In addition, correlation analyses were carried out for the assessment of the association between leg perfusion and BMI as well as laboratory biomarkers. Lower limb perfusion showed positive correlation with BMI (p < 0.001, rho = 0.44), C-peptide (p < 0.05, rho = 0.29), as well as insulin levels (p < 0.01, rho = 0.30). On the contrary, HbA1c levels negatively correlated with the radiopharmaceutical uptake of the lower extremities (p < 0.05, rho =—0.24). Although plasma glucose concentrations also showed inverse association with the leg SUV values, this was statistically not significant (p = 0.081, rho =—0.21).

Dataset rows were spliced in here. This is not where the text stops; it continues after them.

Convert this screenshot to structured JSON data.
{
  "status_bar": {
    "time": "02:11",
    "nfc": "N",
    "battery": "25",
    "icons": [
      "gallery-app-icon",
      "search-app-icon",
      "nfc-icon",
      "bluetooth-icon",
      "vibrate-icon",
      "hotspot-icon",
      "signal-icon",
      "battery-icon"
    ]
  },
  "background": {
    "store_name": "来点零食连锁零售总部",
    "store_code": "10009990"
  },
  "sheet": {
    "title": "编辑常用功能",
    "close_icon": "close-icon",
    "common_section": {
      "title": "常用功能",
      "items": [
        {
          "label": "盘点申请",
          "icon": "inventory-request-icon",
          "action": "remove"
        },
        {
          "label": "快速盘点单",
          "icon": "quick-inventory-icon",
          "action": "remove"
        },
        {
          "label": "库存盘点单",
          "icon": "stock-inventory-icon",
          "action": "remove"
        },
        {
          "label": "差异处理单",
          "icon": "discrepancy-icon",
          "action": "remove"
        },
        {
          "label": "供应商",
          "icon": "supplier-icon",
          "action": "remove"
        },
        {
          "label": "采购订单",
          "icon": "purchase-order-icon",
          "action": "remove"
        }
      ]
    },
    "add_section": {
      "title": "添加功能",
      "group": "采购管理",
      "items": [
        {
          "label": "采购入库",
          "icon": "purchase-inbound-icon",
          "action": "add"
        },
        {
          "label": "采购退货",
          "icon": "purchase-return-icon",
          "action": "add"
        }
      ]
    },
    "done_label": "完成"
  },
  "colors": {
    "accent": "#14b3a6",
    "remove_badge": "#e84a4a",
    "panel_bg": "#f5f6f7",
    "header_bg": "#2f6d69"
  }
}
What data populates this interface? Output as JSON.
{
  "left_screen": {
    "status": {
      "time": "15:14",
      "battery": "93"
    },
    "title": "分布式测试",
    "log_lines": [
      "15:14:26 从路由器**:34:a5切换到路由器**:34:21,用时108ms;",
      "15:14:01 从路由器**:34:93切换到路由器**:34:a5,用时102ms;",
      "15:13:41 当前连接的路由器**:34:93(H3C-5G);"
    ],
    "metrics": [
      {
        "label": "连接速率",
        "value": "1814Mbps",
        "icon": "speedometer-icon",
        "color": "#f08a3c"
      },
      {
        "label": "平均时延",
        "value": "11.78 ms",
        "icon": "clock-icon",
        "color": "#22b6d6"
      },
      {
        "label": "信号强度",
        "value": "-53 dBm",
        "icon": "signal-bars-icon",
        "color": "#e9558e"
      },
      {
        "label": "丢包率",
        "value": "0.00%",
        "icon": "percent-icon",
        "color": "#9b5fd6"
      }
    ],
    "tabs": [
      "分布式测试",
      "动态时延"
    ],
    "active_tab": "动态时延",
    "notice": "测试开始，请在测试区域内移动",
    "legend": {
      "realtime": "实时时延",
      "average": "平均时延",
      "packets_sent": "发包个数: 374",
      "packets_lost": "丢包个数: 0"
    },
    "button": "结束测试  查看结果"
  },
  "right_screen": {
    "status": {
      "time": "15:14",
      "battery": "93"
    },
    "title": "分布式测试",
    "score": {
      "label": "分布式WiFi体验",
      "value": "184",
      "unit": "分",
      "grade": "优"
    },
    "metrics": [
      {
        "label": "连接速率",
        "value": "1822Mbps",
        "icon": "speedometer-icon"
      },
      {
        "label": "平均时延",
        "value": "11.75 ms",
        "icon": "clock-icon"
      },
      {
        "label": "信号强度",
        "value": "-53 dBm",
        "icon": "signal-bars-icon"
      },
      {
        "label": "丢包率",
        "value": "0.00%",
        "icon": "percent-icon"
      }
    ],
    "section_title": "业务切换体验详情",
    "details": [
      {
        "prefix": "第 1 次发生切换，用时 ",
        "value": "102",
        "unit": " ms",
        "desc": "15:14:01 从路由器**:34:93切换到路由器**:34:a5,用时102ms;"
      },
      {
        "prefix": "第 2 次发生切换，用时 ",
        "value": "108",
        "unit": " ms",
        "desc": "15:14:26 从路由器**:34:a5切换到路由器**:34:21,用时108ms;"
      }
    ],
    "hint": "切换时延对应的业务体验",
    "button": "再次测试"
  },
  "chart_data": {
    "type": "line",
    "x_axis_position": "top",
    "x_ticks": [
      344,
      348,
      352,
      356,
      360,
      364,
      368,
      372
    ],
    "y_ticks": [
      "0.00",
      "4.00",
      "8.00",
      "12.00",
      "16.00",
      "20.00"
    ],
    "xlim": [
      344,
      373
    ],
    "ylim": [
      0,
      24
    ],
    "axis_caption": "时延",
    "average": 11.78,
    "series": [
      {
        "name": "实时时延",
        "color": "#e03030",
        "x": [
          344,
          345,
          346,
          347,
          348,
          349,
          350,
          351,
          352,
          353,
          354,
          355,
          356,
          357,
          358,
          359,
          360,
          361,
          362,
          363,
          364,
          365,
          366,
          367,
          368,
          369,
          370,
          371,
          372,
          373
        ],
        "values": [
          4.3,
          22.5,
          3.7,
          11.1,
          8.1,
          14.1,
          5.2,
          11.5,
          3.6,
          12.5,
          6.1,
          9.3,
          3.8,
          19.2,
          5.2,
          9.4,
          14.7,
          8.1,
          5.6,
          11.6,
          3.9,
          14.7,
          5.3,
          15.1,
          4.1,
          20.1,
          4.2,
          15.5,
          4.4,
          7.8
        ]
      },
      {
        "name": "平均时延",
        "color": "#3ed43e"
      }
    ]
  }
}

Regarding brain perfusion SPECT, neither the global nor the hemispheral cerebral perfusion of the two groups differed significantly (p > 0.05). Except for BMI (p < 0.005, rho = 0.36) and the C-peptide levels (p < 0.05, rho = 0.27), none of the assessed parameters were in significant correlation with central perfusion.
Nerve conducting tests
Similarly to the perfusion examinations, group comparison and correlation analyses were conducted in case of the neurometer studies as well.
Regardless of the type of metabolic disease present, the neurometer studies disclosed significant differences between the peripheral microcirculation of the different NP subgroups (Fig. 2, part a). First, the leg perfusion SPECT results of the mild-NP subgroup notably differed from those of the subcategory with no-NP, i.e. lower SUV values were measured for patients with mild-NP relative to those without nerve sensation loss. Intriguingly, we found considerably different SUV data/values between the mild and the severe-NP subgroups (p < 0.05), being higher in the severe subgroup than in the mild-NP cohort. Although it did not seem to be statistically significant, the SUV values of the subgroup with severe-NP were lower compared to the subclass without NP (p = 0.18).
As Fig. 2, part b presents the change in C-peptide levels showed similar tendency to that of the lower limb microcirculation. Of note, participants with mild-NP were characterized by significantly lower C-peptide levels in comparison with the subjects with severe-NP (p < 0.01). Additionally, compared to the subgroup without NP, lower C-peptide levels were observed in case of the patients with mild-NP, while higher values were measured in the severe-NP subgroup (p = 0.078, p = 0.25; respectively), however, these were statistically not significant.
After categorizing the patients of the different NP subgroups based on the type of metabolic disease they had, significant distinctions were observed between the diabetics and the obese both in the mild and the severe-NP subgroups (p < 0.05). As indicated by Fig. 3, part a, patients with obesity in mild and severe-NP subgroups demonstrated notably improved lower limb microcirculation than the diabetic counterparts (p < 0.05). Furthermore, significantly higher C-peptide levels were measured in the obese patients of the severe-NP subgroup compared to diabetics of the same subclass (p < 0.05, Fig. 3, part b). Additionally, both the fasting blood glucose and the HbA1c levels showed significant differences when comparing the three NP subgroups (p < 0.001, Table 1). Figure 2, part c and d, show no remarkable difference between the glucose and the HbA1c levels of the different NP subgroups (p > 0.05). Additionally, the changes in these glycaemic indicators did not follow the same trend as those observed regarding lower limb microcirculation. Based on SPECT imaging and nerve conducting tests, no meaningful difference was noted between the brain perfusion of the three NP subcategories (p > 0.05).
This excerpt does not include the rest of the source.